And my question increasingly is, when was the last time anyone tried? How do you know it won't work? Maybe give it a try once and see what happens?
I bet your precious poll numbers will benefit, if not your campaign donations. I can't think of the last time the Democrats really took one of the no-compromises, Fuck You stands that the contemporary GOP takes all the time to keep its base white-hot and ready to turn out in droves.
Why not try saying "Fuck the budget deal, if you're not ready to keep these immigrants in the U.S. there's nothing to discuss"? Instead, time and again, they throw the interests of some part of their base (usually people of color, shockingly) onto the table as a bargaining chip and then wonder why those same people are so unenthusiastic about showing up to vote when November rolls around. I'd argue that "Some things are too important to compromise, and the Dream Act is one of them" is a superior, or at least equally good, piece of campaign rhetoric to "We punted on the Dream Act but we got a budget deal, avoiding a government shutdown – AND Nancy Pelosi gave one hell of a speech for ya!"

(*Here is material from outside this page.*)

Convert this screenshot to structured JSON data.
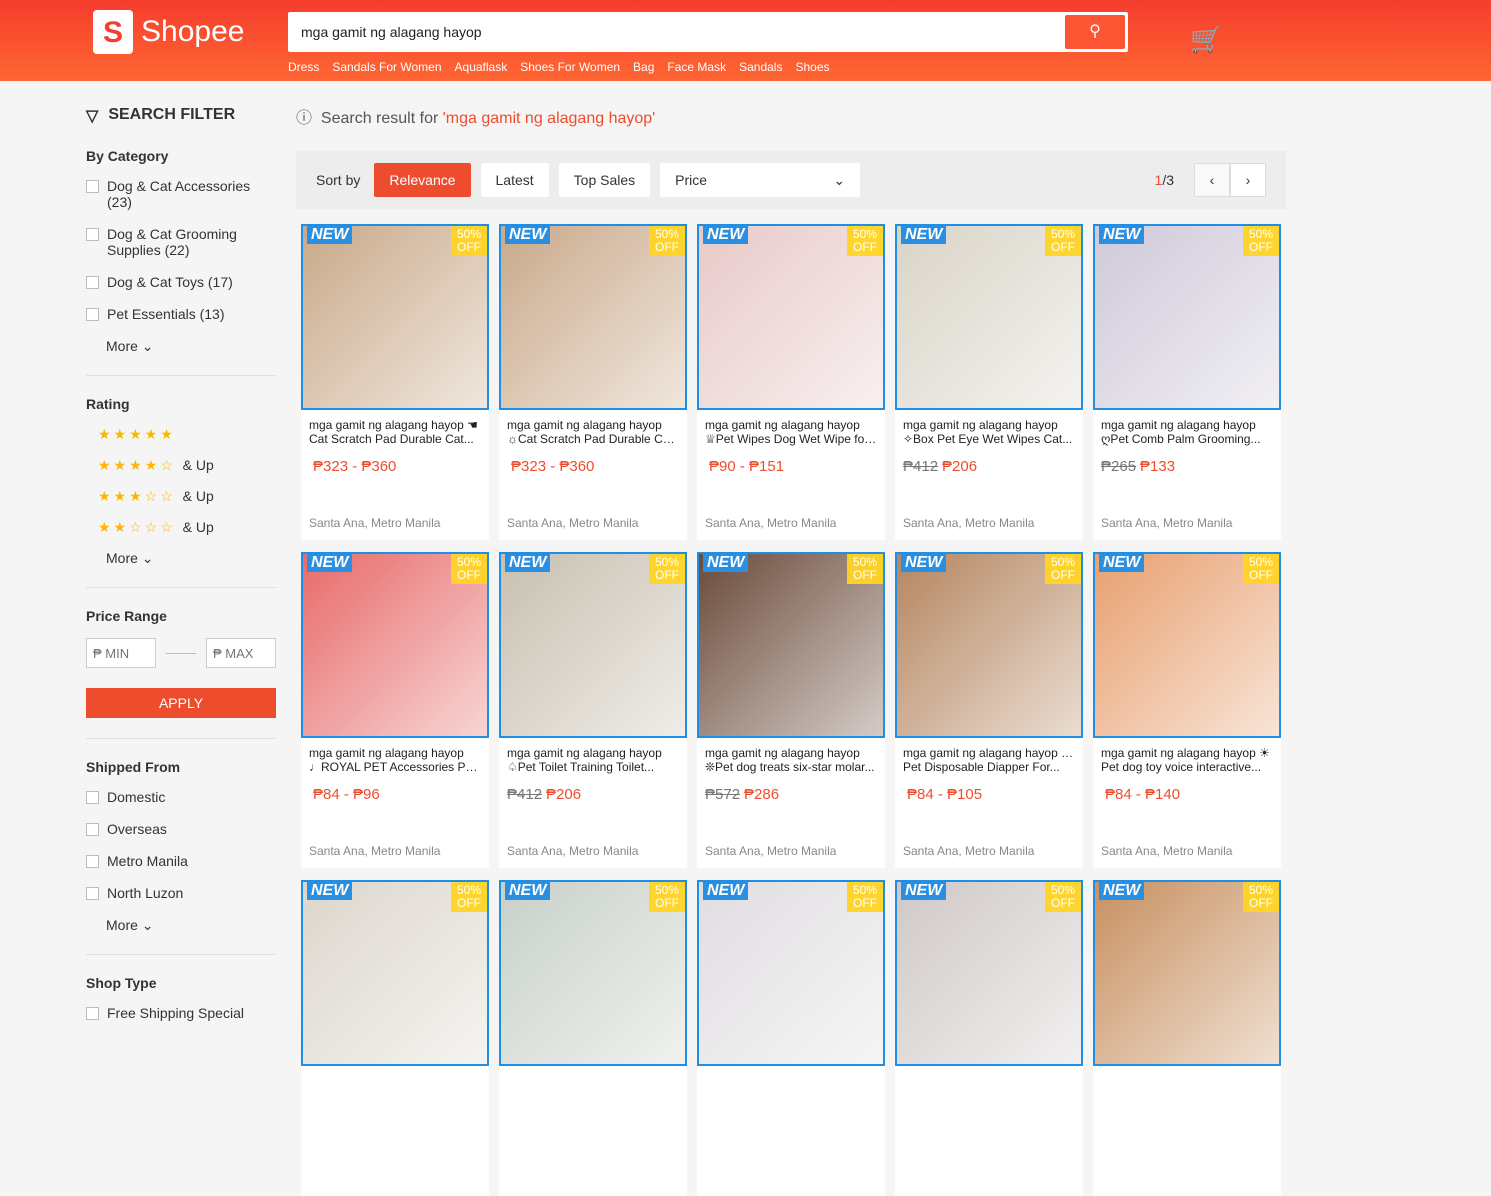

Stop reverting immediately to "It won't work" and devote more time to asking yourself when was the last time anyone tried it. The beaten, defeatist mentality – the kind that has terrified the Democrats into submission, especially on taxes – always seeks to cut a deal rather than fight. Because fighting won't work, because The Opponent is too powerful, too scary, too obviously bound to win. Folding with concessions is so central to the way the Democrats operate in Congress now that the GOP takes things off the table that are not even relevant to the current debate just to watch them "negotiate" to get it back.
I'm tired of hearing that something that hasn't been tried for decades won't work. Especially given how poorly the alternative strategy employed time and time again – being the kind of Serious Reasonable People that win applause on Sunday TV shows and literally nowhere else – has proven so unsuccessful. It's not like the Party is on some hot streak that one should hesitate to interrupt. Just for shits and giggles, maybe try the thing you forever insist will not work, just once.